The 6-iron shot came out clean, split the trees and ended up four feet from the pin. Mickelson missed the eagle putt, but the birdie helped him maintain the two-shot lead over Westwood, who also made birdie.
"I was going to have to go through that gap even if I was laying up," Mickelson said. "It wasn't huge, but it was big enough to hit a golf ball through.
"It was a shot where I kept saying if I just trust my swing, I'll pull it off," Mickelson said. "A great shot is when you pull it off. A smart shot is when you don't have the guts to try it."
Said Westwood: "I was right by him -- behind a different tree. It was one of the shots probably that only Phil could pull off. I think most people would have just chipped that one out. That's what great players do, pull off great shots.
"It was incredible. He's been through a hard time recently; he deserves a break or two."
So does Westwood, who has finished in the top three in the past three major championships.
"I shot 71 at the end of the day, which is not a terrible score when you're leading the Masters," said Westwood, who came into the tournament ranked fourth in the world. "I'm delighted I finished second; if you had given me that at the start of the week, I probably would have taken it.
"But obviously I'm slightly disappointed because I came so close. One of these days the door is going to open."
Mickelson believes that, too.
"He's an incredible player," he said of West wood. "I pull for him and I want him to win his first major soon, because he is that kind of talent, that type of player and quality guy."
Woods, who started the day four shots off Westwood's lead, bogeyed three of his first five holes. An eagle on the par-4 seventh, followed by a birdie on No. 8 helped him recover, but he never got closer than three shots of the lead.
"I finished fourth; not what I wanted," said Woods, who led the field in putting Sunday with 24. "I wanted to win this tournament. As the week wore on, I kept hitting the ball worse. I hit it better on Friday, but after that it was not very good.
"I entered this event, and I only enter events to win and I didn't get it done," said Woods, who is uncertain when he will play again. "I made too many mistakes around the greens and consequently, I'm not there."
Not so for Mickelson, who started the day one shot behind Westwood before pulling even three times on the first eight holes.

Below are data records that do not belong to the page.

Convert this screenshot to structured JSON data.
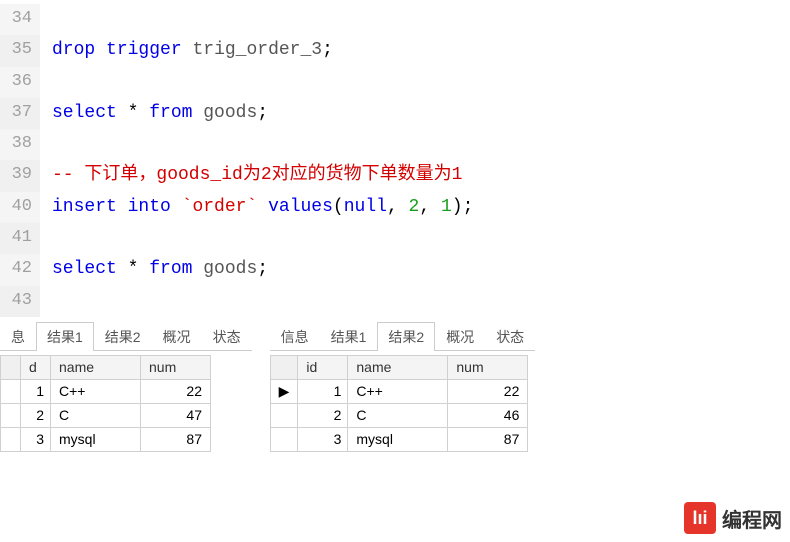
{
  "editor": {
    "lines": [
      {
        "n": "34",
        "spans": []
      },
      {
        "n": "35",
        "spans": [
          {
            "cls": "kw",
            "t": "drop"
          },
          {
            "cls": "",
            "t": " "
          },
          {
            "cls": "kw",
            "t": "trigger"
          },
          {
            "cls": "",
            "t": " "
          },
          {
            "cls": "ident",
            "t": "trig_order_3"
          },
          {
            "cls": "",
            "t": ";"
          }
        ]
      },
      {
        "n": "36",
        "spans": []
      },
      {
        "n": "37",
        "spans": [
          {
            "cls": "kw",
            "t": "select"
          },
          {
            "cls": "",
            "t": " * "
          },
          {
            "cls": "kw",
            "t": "from"
          },
          {
            "cls": "",
            "t": " "
          },
          {
            "cls": "ident",
            "t": "goods"
          },
          {
            "cls": "",
            "t": ";"
          }
        ]
      },
      {
        "n": "38",
        "spans": []
      },
      {
        "n": "39",
        "spans": [
          {
            "cls": "comment",
            "t": "-- 下订单，goods_id为2对应的货物下单数量为1"
          }
        ]
      },
      {
        "n": "40",
        "spans": [
          {
            "cls": "kw",
            "t": "insert"
          },
          {
            "cls": "",
            "t": " "
          },
          {
            "cls": "kw",
            "t": "into"
          },
          {
            "cls": "",
            "t": " "
          },
          {
            "cls": "str",
            "t": "`order`"
          },
          {
            "cls": "",
            "t": " "
          },
          {
            "cls": "kw",
            "t": "values"
          },
          {
            "cls": "",
            "t": "("
          },
          {
            "cls": "kw",
            "t": "null"
          },
          {
            "cls": "",
            "t": ", "
          },
          {
            "cls": "num",
            "t": "2"
          },
          {
            "cls": "",
            "t": ", "
          },
          {
            "cls": "num",
            "t": "1"
          },
          {
            "cls": "",
            "t": ");"
          }
        ]
      },
      {
        "n": "41",
        "spans": []
      },
      {
        "n": "42",
        "spans": [
          {
            "cls": "kw",
            "t": "select"
          },
          {
            "cls": "",
            "t": " * "
          },
          {
            "cls": "kw",
            "t": "from"
          },
          {
            "cls": "",
            "t": " "
          },
          {
            "cls": "ident",
            "t": "goods"
          },
          {
            "cls": "",
            "t": ";"
          }
        ]
      },
      {
        "n": "43",
        "spans": []
      }
    ]
  },
  "panels": {
    "left": {
      "tabs": [
        "息",
        "结果1",
        "结果2",
        "概况",
        "状态"
      ],
      "active": 1,
      "columns": [
        "",
        "d",
        "name",
        "num"
      ],
      "rows": [
        {
          "mark": "",
          "id": "1",
          "name": "C++",
          "num": "22"
        },
        {
          "mark": "",
          "id": "2",
          "name": "C",
          "num": "47"
        },
        {
          "mark": "",
          "id": "3",
          "name": "mysql",
          "num": "87"
        }
      ]
    },
    "right": {
      "tabs": [
        "信息",
        "结果1",
        "结果2",
        "概况",
        "状态"
      ],
      "active": 2,
      "columns": [
        "",
        "id",
        "name",
        "num"
      ],
      "rows": [
        {
          "mark": "▶",
          "id": "1",
          "name": "C++",
          "num": "22"
        },
        {
          "mark": "",
          "id": "2",
          "name": "C",
          "num": "46"
        },
        {
          "mark": "",
          "id": "3",
          "name": "mysql",
          "num": "87"
        }
      ]
    }
  },
  "watermark": {
    "logo": "lıi",
    "text": "编程网"
  }
}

Mickelson took his first lead of the day when Westwood bogeyed No. 9. He went up by two on No. 12, the same hole that derailed Mickelson's chances in 2009. That year, he came to Golden Bell one shot off Kenny Perry's lead and dunked it in Rae's Creek and made double bogey.
The birdie on No. 12 on Sunday moved Mickelson to 13-under and gave him a two-shot lead over Westwood that he never relinquished.
"I knew that putt on No. 12," Mickelson said. "It's the same putt I had (when I won) in 2004."